Учился он средне. Стипендия ему не досталась. Отец вынужден был распроститься с десятиной земли, продать ее, чтобы дать сыну возможность доучиться.
Он готов был на все, неграмотный отец, чтобы «выучить своего сына на пана».
Из семинарии Александр Довженко вышел в 1914 году, — вышел, по его же словам, «политически неграмотным и темным юношей девятнадцати с половиной лет».
Когда началась война с Германией, от воинской службы его по болезни сердца освободили.
Он учительствовал во Втором Житомирском смешанном высшеначальном училище. Его предметами были природоведение и гимнастика. Учителей не хватало; работы у Довженко все прибавлялось. Он стал преподавать физику, и географию, и историю — учил детей зимой, а летом водил школьников на экскурсии по речке Тетерев; ребята собирали гербарий, а Довженко писал пейзажи, и так продолжалось до тех пор, пока он не понял, что любимое дело не может быть делом любительским, оно требует, чтобы человек отдавал ему всего себя, без остатка.
Но чтобы так отдаться любимому делу, надобно твердо верить в свой талант. А уверенности не было. Сашко мечтал об Академии художеств. Она, однако, была далеко — в Петербурге. А Сашко смог доехать только до Киева и заявление понес в университет святого Владимира на естествоведческий факультет.
Его не приняли. Высшеначальное училище и учительская семинария не составляли ценза, необходимого для сдачи университетских экзаменов. Выяснилось, что высшее образование он сможет получить, лишь поступив на экономический факультет Коммерческого института.
Только в этот институт и только на один этот его факультет.
Довженко пошел в коммерческий. Но стал слушать там лекции по физике, читавшиеся на другом факультете. Он потом грустно шутил, что слишком часто так выходило в его жизни: считался на одном факультете, а лекции слушал на другом…
Институт находился напротив Ботанического сада, невдалеке от Владимирского собора. Мимо института, под каштанами Владимирской улицы и меж тополей Бибиковского бульвара мчались к вокзалу автомобили покидающей Киев петлюровской директории, печатали шаг вступающие кайзеровские оккупационные части, скакали конные шкуровцы. Очищая свой город, шли перебежками вооруженные арсенальцы. Просыпаясь по утрам, киевляне выглядывали на улицу и пытались угадать: кому принадлежит сегодня власть в городе.

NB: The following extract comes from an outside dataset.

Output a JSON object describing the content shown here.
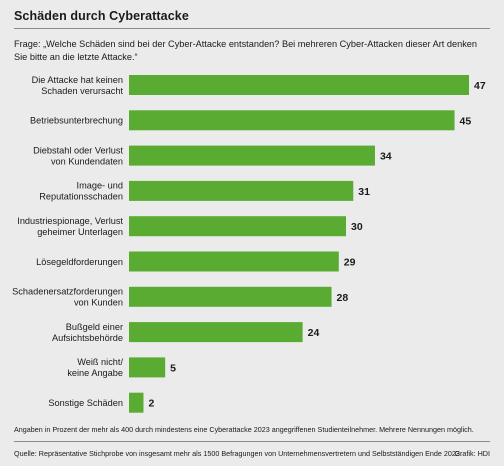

В фабричных цехах шла странная жизнь: рабочие приходили туда не по обязанности, а по привычке, но каждый занимался тут своим, частным делом. Одни делали зажигалки, другие гнули тонкие трубочки для масляных домашних коптилок, третьи паяли кухонные кастрюли.
Странной жизнью жил и Коммерческий институт. Дня не проходило без бурных митингов. Лекция старого экономиста, рассказывавшего о значении чумацкого соляного промысла в XVIII веке, сменялась призывом гетманского офицера в щегольском жупане идти в полки, формируемые для защиты Киева от добровольческой армии генерала Деникина. Офицера с одинаковым азартом освистывали сторонники «Единой, неделимой» и приверженцы Симона Петлюры.
Какие только фантастические программы не излагались в те дни с импровизированных трибун перед разгоряченными студентами!
Большевиков преследовали и гетманская полиция и деникинская контрразведка. Публично выступать они не могли и собирались нелегально.
Только две области человеческой жизни и казались устойчивыми в ту пору: регулярность институтских занятий и вечерние встречи влюбленных, которые по киевской традиции происходили чаще всего на тихом и зеленом пятачке между Коммерческим институтом и Владимирским собором. Впрочем, устойчивой была лишь традиция места; лишь вечерние свечи каштанов и пух тополей. Сами встречи, слова, объятия не бывали здесь такими никогда прежде. Даже для самых рассудительных будущих экономистов они никак не связывались с каким бы то ни было представлением о завтрашнем дне; все могло оборваться на полуслове, все было отмечено тем самым «ах, пропади все пропадом», которое в написанной о том самом киевском времени пьесе Михаила Булгакова «Дни Турбиных» так верно и естественно вырывается у Елены, когда ее целует поручик Шервинский.
В 1918 году студент Сашко Довженко стал «головой» институтской «громады» (студенческого комитета). «Я вошел в революцию не в те двери, — запишет он двадцать лет спустя в своей автобиографии. — Я стал большевиком лишь в середине 1919 года. Мир оказался куда сложнее. Сложнее оказалась и тогдашняя Украина. Она была полна своих и чужих господ, хорошо разговаривавших по-украински, да и подпанки, среди которых я вращался в поисках правды, оказались никчемной горсткой неучей, шарлатанов и предателей. Я бросил их и бежал с чувством глубокой обиды и горечи, и воспоминание о них остается самым тяжким воспоминанием моей жизни. Мне ничто не досталось даром».